Aaron started to speak, but the old man suddenly leapt to his feet, clutched the book to his chest and hurried off toward the cottages. Aaron and Marty exchanged a startled glance, then hurried off after him.

“Think this means something?” Marty asked.

“We’ll soon find out.”

“Think anyone has found our car?”

“We’ll soon find that out, too.”

In fact, someone had discovered their car.


“They went over.”

A uniformed policeman stood on the fender of the black Toyota. He spoke in heavily accented but serviceable English. Inspecting the vehicle inside and out were two other uniformed policemen, while two Westerners in sharply cut gray suits stood off and watched. One, a heavily built six-footer with a military bearing, with grey, crew cut hair, and a once-too often broken nose, grunted, “Let me see, Okada.”

The officer held up the rubber mat.

“Terrific,” Crew Cut said. He rolled his head, cracking vertebrae in his neck, emphasizing his prize-fighter’s personae. He indicated the wrought iron gate. “Let’s go. Unless you want to go in the same way they did.”
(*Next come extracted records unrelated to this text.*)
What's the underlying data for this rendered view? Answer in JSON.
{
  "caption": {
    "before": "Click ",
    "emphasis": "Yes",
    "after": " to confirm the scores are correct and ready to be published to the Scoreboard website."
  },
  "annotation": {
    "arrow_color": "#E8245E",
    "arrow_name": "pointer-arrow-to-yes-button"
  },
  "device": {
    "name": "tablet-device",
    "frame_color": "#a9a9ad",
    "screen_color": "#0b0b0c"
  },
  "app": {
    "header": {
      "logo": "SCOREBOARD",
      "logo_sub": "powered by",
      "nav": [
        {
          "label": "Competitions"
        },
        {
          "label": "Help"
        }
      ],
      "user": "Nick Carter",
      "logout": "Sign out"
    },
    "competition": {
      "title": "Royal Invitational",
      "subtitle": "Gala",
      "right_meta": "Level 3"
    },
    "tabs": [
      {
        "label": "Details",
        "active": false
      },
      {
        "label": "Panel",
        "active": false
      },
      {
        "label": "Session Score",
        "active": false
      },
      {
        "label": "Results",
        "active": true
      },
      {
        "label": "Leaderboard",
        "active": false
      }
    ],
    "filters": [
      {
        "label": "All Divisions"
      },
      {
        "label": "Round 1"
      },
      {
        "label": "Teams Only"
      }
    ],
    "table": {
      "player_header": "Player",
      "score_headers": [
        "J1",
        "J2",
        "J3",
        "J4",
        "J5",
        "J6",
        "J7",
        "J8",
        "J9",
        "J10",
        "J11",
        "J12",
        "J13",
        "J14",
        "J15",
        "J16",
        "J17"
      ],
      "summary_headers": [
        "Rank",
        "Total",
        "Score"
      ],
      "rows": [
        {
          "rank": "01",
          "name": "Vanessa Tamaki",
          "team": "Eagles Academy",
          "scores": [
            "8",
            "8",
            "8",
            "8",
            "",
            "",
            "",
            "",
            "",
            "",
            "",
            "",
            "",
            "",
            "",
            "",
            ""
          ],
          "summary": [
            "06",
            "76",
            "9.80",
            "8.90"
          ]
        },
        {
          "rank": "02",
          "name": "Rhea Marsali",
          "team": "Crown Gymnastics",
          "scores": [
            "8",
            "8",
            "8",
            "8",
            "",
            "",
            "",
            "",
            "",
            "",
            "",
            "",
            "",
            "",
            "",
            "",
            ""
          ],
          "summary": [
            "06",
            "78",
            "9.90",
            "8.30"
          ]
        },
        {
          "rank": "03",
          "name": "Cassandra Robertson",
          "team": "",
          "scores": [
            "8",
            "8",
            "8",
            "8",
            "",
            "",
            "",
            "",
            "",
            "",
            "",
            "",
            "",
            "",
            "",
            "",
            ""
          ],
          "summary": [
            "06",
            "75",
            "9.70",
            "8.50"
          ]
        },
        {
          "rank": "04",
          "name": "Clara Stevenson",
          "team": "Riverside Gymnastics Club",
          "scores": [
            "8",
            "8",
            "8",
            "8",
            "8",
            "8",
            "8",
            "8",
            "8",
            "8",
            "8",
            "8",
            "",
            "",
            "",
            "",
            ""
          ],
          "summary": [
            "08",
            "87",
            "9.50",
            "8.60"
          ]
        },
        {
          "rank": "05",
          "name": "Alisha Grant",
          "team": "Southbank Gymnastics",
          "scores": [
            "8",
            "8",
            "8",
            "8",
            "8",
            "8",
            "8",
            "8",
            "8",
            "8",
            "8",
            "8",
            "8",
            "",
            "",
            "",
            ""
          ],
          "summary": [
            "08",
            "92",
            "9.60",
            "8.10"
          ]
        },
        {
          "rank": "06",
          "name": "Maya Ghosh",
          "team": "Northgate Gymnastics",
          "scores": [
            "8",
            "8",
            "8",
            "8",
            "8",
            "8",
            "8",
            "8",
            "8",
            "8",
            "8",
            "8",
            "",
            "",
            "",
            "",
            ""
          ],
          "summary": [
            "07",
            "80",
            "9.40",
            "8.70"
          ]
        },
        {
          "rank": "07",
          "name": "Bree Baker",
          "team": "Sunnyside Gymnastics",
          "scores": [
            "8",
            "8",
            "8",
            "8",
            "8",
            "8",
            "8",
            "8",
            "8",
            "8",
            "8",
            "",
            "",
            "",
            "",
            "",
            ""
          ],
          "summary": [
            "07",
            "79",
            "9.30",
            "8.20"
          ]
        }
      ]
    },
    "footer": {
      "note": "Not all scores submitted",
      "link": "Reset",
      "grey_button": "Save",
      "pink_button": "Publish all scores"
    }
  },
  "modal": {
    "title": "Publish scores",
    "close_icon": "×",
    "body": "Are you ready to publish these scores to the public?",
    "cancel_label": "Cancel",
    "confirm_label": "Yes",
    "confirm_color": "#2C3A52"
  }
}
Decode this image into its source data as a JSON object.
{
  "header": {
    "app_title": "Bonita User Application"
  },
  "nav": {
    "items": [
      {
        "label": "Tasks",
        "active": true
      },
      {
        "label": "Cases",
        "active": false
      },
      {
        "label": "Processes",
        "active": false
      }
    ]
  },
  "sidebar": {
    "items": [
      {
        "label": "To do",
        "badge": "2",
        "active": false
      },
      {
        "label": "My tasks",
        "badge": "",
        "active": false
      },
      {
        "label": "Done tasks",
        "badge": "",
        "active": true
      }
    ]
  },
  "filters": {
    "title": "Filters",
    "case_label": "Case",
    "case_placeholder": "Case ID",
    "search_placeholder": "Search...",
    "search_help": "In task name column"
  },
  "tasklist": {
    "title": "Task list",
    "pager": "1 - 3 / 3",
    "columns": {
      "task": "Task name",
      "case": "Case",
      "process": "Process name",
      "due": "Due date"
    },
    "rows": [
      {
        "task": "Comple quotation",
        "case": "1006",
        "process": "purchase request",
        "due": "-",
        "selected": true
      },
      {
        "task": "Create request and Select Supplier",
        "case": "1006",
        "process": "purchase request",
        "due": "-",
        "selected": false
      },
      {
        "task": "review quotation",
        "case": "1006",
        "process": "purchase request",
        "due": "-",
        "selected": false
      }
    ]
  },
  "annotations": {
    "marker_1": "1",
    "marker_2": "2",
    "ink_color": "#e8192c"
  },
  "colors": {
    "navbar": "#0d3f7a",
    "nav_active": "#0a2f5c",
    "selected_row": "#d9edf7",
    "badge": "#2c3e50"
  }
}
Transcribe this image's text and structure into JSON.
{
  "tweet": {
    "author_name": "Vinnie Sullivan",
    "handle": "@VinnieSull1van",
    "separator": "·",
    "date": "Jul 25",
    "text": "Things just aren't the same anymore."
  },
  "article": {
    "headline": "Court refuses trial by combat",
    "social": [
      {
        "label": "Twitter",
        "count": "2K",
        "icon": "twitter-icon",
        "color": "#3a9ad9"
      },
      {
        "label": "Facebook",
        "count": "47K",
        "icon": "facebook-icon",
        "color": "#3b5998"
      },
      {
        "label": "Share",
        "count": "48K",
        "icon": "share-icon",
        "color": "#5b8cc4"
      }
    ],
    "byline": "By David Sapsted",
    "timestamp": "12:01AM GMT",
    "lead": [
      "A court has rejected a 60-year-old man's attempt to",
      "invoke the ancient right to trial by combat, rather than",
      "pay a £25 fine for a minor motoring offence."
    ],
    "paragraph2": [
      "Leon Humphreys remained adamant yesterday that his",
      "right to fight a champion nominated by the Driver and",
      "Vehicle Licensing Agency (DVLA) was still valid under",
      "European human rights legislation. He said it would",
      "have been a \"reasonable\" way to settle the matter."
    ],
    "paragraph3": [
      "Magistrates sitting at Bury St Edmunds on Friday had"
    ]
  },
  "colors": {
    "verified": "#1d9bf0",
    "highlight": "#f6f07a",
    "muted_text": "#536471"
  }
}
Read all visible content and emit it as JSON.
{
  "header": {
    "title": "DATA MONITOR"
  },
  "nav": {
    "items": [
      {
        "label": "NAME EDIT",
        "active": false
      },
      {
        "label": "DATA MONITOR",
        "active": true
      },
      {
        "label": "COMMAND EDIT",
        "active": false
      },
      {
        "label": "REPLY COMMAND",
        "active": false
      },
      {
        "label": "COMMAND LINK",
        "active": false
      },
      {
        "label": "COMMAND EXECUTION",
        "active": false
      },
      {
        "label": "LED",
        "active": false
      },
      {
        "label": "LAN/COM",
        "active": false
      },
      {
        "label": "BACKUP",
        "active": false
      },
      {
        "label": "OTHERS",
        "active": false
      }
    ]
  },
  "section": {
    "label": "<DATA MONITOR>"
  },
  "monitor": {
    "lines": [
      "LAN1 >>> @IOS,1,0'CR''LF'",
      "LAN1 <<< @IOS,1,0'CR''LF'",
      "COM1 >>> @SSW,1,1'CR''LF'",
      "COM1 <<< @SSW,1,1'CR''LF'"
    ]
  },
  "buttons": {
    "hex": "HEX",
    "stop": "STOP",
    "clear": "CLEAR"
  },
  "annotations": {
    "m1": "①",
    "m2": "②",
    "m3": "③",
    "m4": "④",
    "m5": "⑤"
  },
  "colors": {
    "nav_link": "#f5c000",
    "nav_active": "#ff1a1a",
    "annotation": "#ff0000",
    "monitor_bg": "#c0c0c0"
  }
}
The uniformed officer jumped down and issued an order in Japanese. Then, leaving one officer to guard the car, the small group headed toward the gate.

“We will handle this ourselves,” Okada said harshly.

“Of course,” agreed the American. “We’re strictly here for observation. It’s entirely your show. Right, Harris?”

The second American, a slight man who nonetheless carried himself with an officious bearing, nodded assent. “Entirely your show,” he confirmed. “The U.S. Consulate is indebted to your cooperation, Lieutenant. If American’s weren’t involved, we wouldn’t be here at all. Since they are, just consider us your ambassadorial arm. Peacekeepers, if you will,” he added smoothly, making his partner grin.

Okada, unsure if he had just been insulted or not, frowned at them deeply. Crew Cut covered his mouth with his hand in a fake cough, and then looked over the bluff at the ocean view. If his partner had trouble hiding his own mirth, it didn’t show.

The officer pushed a button inset into an ornate brass panel beside the gate and demanded to be let in.


Junji’s cottage was a one-room lodging, sparsely furnished, in classical Japanese style. A futon rested against one wall; a low table of highly polished redwood sat before a screened off bath. Delicate Japanese prints graced the four walls. A rolled-up reed mat showed this was also Junji’s sleeping quarters.

Junji dropped to his knees in the corner nearest the screened off bath and looked back over his shoulder. “The doctors would take these if they knew,” he said.

From a loosened floorboard he withdrew a sheaf of papers and handed them over to Aaron. All were pencil drawings, dozens of them, all depicting Gojira.

Aaron sucked in breath. “Is this what you saw?” he asked excitedly. “On the island?”

The old man nodded fiercely. “When I was a child, elders of the island told of a monster in stories. From the time before our grandfather’s time, even before that. They spoke of the great monster, ten tree-lengths tall, that came from the sea with great thunder in its walk and with fiery breath. It demanded fish for food and humans if we had no fish. My ancestors fought the great monster, but never won. Always the monster triumphed. Only when the anti-monster came, was Gojira vanquished.”